- Scale model of Achille, sister ship of French ship Borée (1785), on display at the Musée national de la Marine in Paris.

History

France
- Name: Borée
- Namesake: Boreas
- Builder: Lorient
- Laid down: January 1783
- Launched: 17 November 1785
- Commissioned: August 1787
- Decommissioned: 1803
- Fate: Broken up, 1803

General characteristics
- Displacement: 3,069 tonneaux
- Tons burthen: 1,537 port tonneaux
- Length: 55.87 m (183 ft 4 in)
- Beam: 14.46 m (47 ft 5 in)
- Draught: 7.15 m (23.5 ft)
- Depth of hold: 7.15 m (23 ft 5 in)
- Sail plan: Full-rigged ship
- Crew: 705
- Armament: 74 guns:; Lower gun deck: 28 × 36-pounder long guns; Upper gun deck: 30 × 18-pounder long guns; Forecastle and Quarterdeck: 12 × 8-pounder long guns, 10 × 36-pounder carronades;

= French ship Borée (1785) =

Ship of the line of the French Navy

Borée was a 74-gun built for the French Navy during the 1780s. Completed in 1787, she played a minor role in the French Revolutionary Wars.

==Description==
The Téméraire-class ships had a length of 55.87 m, a beam of 14.46 m and a depth of hold of 7.15 m. The ships displaced 3,069 tonneaux and had a mean draught of 7.15 m. They had a tonnage of 1,537 port tonneaux. Their crew numbered 705 officers and ratings during wartime. They were fitted with three masts and ship rigged.

The muzzle-loading, smoothbore armament of the Téméraire class consisted of twenty-eight 36-pounder long guns on the lower gun deck, thirty 18-pounder long guns and thirty 18-pounder long guns on the upper gun deck. On the quarterdeck and forecastle were a total of a dozen 8-pounder long guns and ten 36-pounder carronades.

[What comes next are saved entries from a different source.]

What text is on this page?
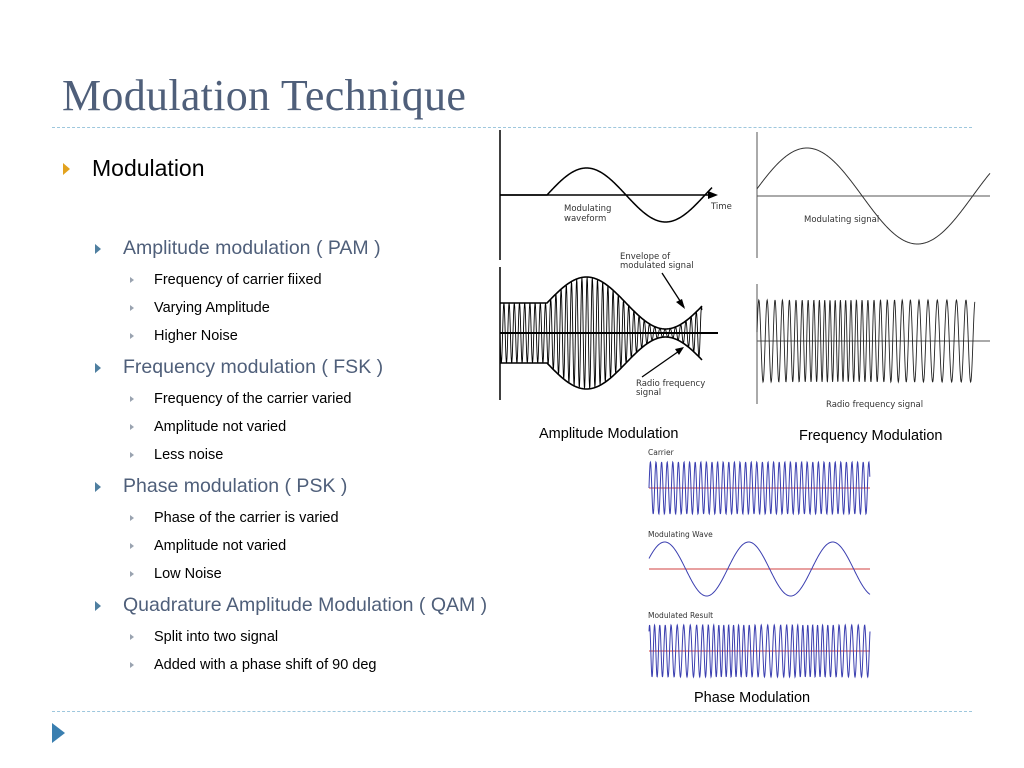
Modulation Technique
Modulation
Amplitude modulation ( PAM )
Frequency of carrier fiixed
Varying Amplitude
Higher Noise
Frequency modulation ( FSK )
Frequency of the carrier varied
Amplitude not varied
Less noise
Phase modulation ( PSK )
Phase of the carrier is varied
Amplitude not varied
Low Noise
Quadrature Amplitude Modulation ( QAM )
Split into two signal
Added with a phase shift of 90 deg
Time
Modulating waveform
Envelope of modulated signal
Radio frequency signal
Amplitude Modulation
Modulating signal
Radio frequency signal
Frequency Modulation
Carrier
Modulating Wave
Modulated Result
Phase Modulation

== Construction and career ==
Borée was laid down at the Arsenal de Lorient in November 1784 and launched on 17 November 1785. She was completed in August 1787. In 1790, she joined the Brest squadron. Between May 1792 and January 1793, under Captain de Grimouard, she escorted a convoy from Saint Domingue to Rochefort, before being decommissioned in February 1793. On 12 April 1794, she was ordered razeed into a 50-gun frigate and renamed Ça Ira on 1 June and then Agricola two months later. Recommissioned on 24 June, she served for two years before being hulked in Rochefort and used as a hospital ship. She was eventually broken up in 1803.